We fit together exactly  – interlocking puzzle pieces even 

upside down.  I can feel his feet with my feet – his knees 

with my knees – it’s like having a mirror body – only with a 

hard chest and penis. After the first time the relief of the orgasm 

was so great I wept.  I fell asleep with him inside me.  Wrote 

a poem about him but don’t know if I want to show him.  If I 

learned anything from Bruce it’s that people misrepresent. 

He could be shockable and its early days yet. Today I want 

to buy a bookcase.

                   Love equals, unfortunately, anxiety attacks – could 

he possibly love me as much as I love him?  Yesterday walking 

in the park I expressed fear about him going straight from one 

serious relationship right into another – but he says he refuses to 

limit the experience.  Which of course was exactly the right answer.

The worst part is his trouble with my job. 

                   He says he knows he can’t ask me to quit because

 he can’t support me – I pointed out he wants me to go on the Divers 

World expedition, and then to Cozumel, and I want to take him to Maine,

 all of which would be impossible if I had a regular job. He says he 

can deal with it only by avoiding the Shalimar – OK by me as long as 

I see him outside. He came in today – I got rid of him after a half hour, 

before my set.

11:05 AM – Shalimar Tues 27 July 76

                 Feel like throwing out all my diaries. Driveling gush broken 

up by gushing drivel. But I go right ahead and produce some more.  

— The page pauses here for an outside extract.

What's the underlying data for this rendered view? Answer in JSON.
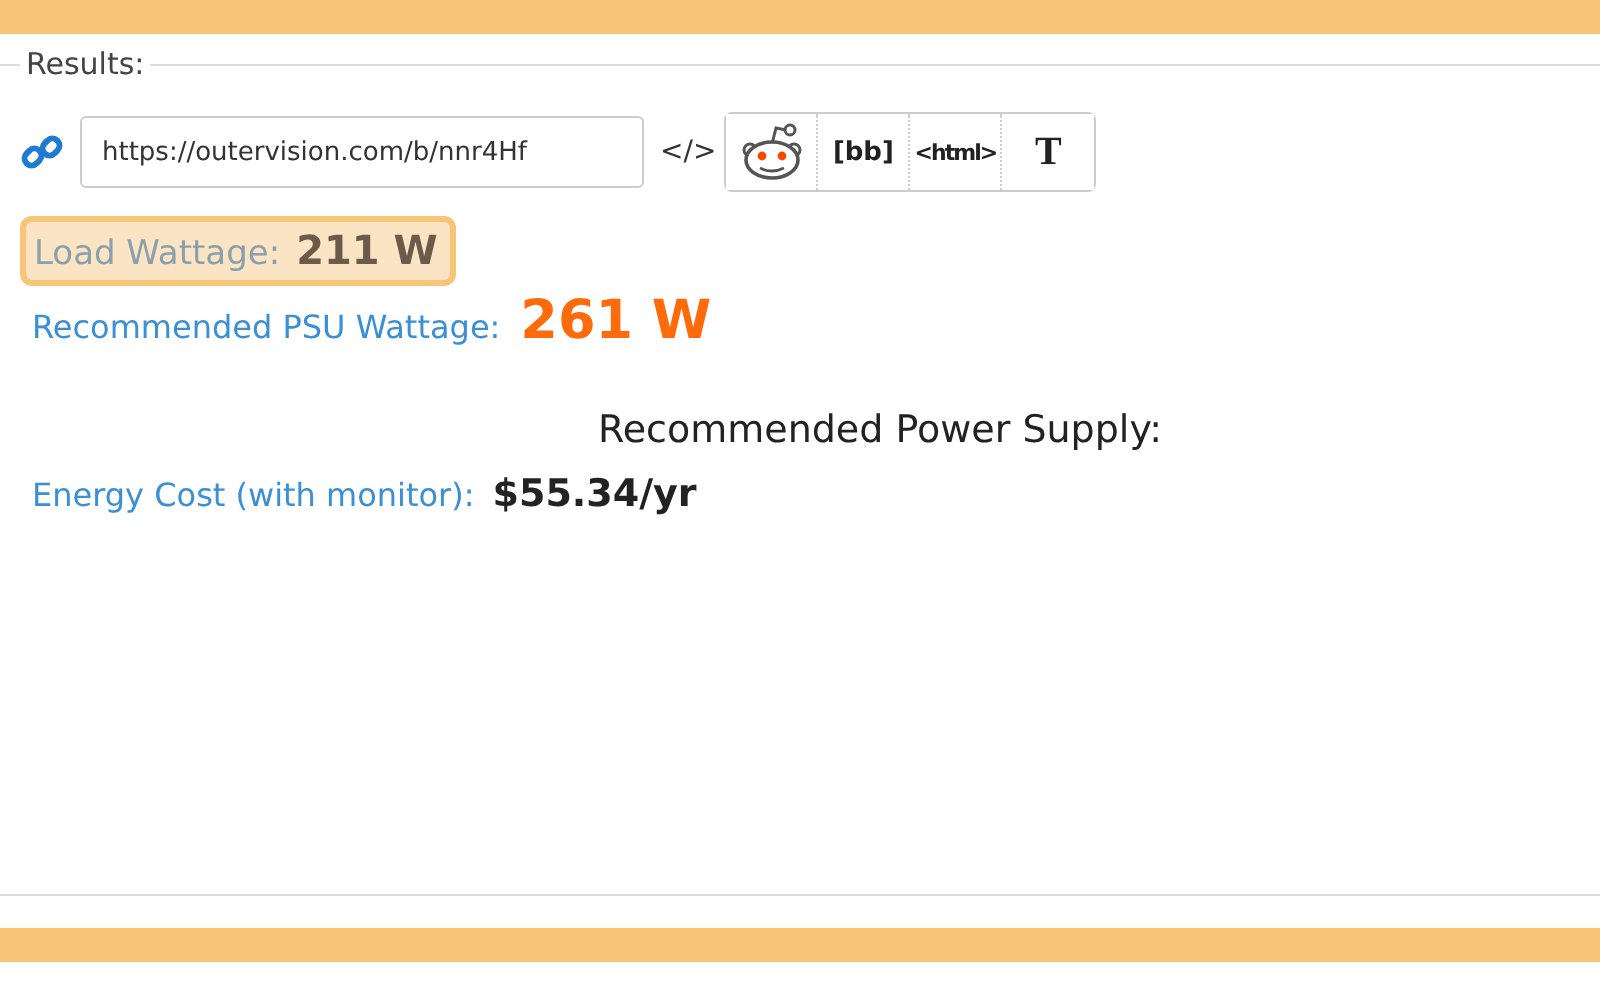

Randy throwing ice and cases of beer, Bobbi cleaning trays, Carmen 

checking paper towels and me writing. Perfect.

                 We were lying in bed – me and Ryder – I have to lie on his 

right side because he only has one good ear – and he told me a long 

purposeless allegory about bullfighting. Can’t tell which of us is the 

supposed to be the matador. I’m the only one with a poetic license 

in this relationship.) He said I should just write, and he’s going 

to see to it.  I said fine by me. I love this job but not as much 

as writing, love and freedom. Then he said, I love you.